Now here's the thing to consider. If when you stand up, your system is not responsive — that weight, that barbell, is too heavy. Your body's not responding to that dose effectively. So we have to take some of the weight off the barbell.
It means we have to find the place where your system can actually be responsive and start where it can achieve the goal, then work back up from there.
That sounds simplified, and it kind of is. But what we're aiming toward is: can we get the receptor to send the right signal to the brain, the brain can interpret it effectively, and then it does the right thing on the back end? Maybe that starts out at a very small challenge level. You're not standing up. You're not running around yet. That's OK. But if you take that and turn it into a little bit more difficult, and a little bit more difficult — next thing you know we're sitting up. Next thing you know we're able to start moving around. We're able to think more, use our brain without it wearing out. And then just keep scaling in that direction.

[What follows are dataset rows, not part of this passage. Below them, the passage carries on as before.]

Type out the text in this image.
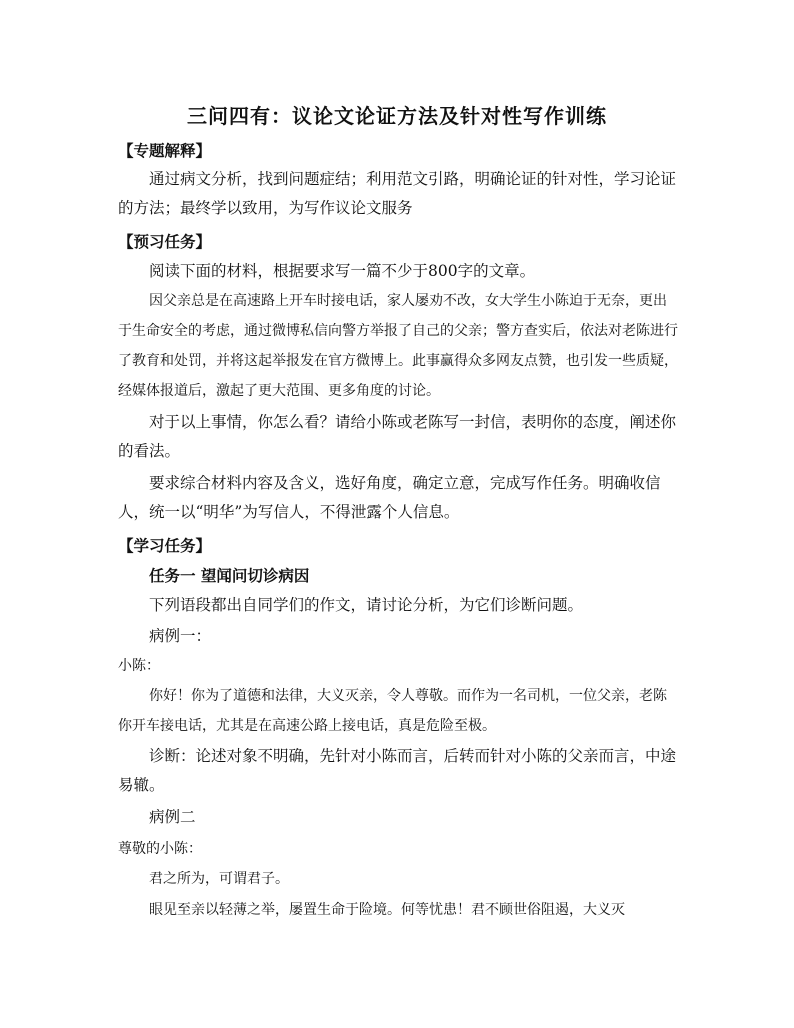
三问四有：议论文论证方法及针对性写作训练
【专题解释】

通过病文分析，找到问题症结；利用范文引路，明确论证的针对性，学习论证的方法；最终学以致用，为写作议论文服务

【预习任务】

阅读下面的材料，根据要求写一篇不少于800字的文章。

因父亲总是在高速路上开车时接电话，家人屡劝不改，女大学生小陈迫于无奈，更出于生命安全的考虑，通过微博私信向警方举报了自己的父亲；警方查实后，依法对老陈进行了教育和处罚，并将这起举报发在官方微博上。此事赢得众多网友点赞，也引发一些质疑，经媒体报道后，激起了更大范围、更多角度的讨论。

对于以上事情，你怎么看？请给小陈或老陈写一封信，表明你的态度，阐述你的看法。

要求综合材料内容及含义，选好角度，确定立意，完成写作任务。明确收信人，统一以“明华”为写信人，不得泄露个人信息。

【学习任务】
任务一 望闻问切诊病因

下列语段都出自同学们的作文，请讨论分析，为它们诊断问题。

病例一：
小陈：

你好！你为了道德和法律，大义灭亲，令人尊敬。而作为一名司机，一位父亲，老陈你开车接电话，尤其是在高速公路上接电话，真是危险至极。

诊断：论述对象不明确，先针对小陈而言，后转而针对小陈的父亲而言，中途易辙。

病例二
尊敬的小陈：

君之所为，可谓君子。

眼见至亲以轻薄之举，屡置生命于险境。何等忧患！君不顾世俗阻遏，大义灭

Tachycardia Is Not the Devil of the Problem
So the main idea is this: we want to start shifting this idea of tachycardia away from it being the devil of the problem and start to figure out if there's something more behind it. Is there something hidden? Is it that we're starving the brain? That's a great place to start.
And the beauty of the whole thing is that if you're in this scenario, there may be an opportunity to look into — hey, how are those systems working? Can I measure it? And can that give me an opportunity for a positive outcome where I can actually get myself out of these symptoms? That's why we're talking about it. That's why we spend the time.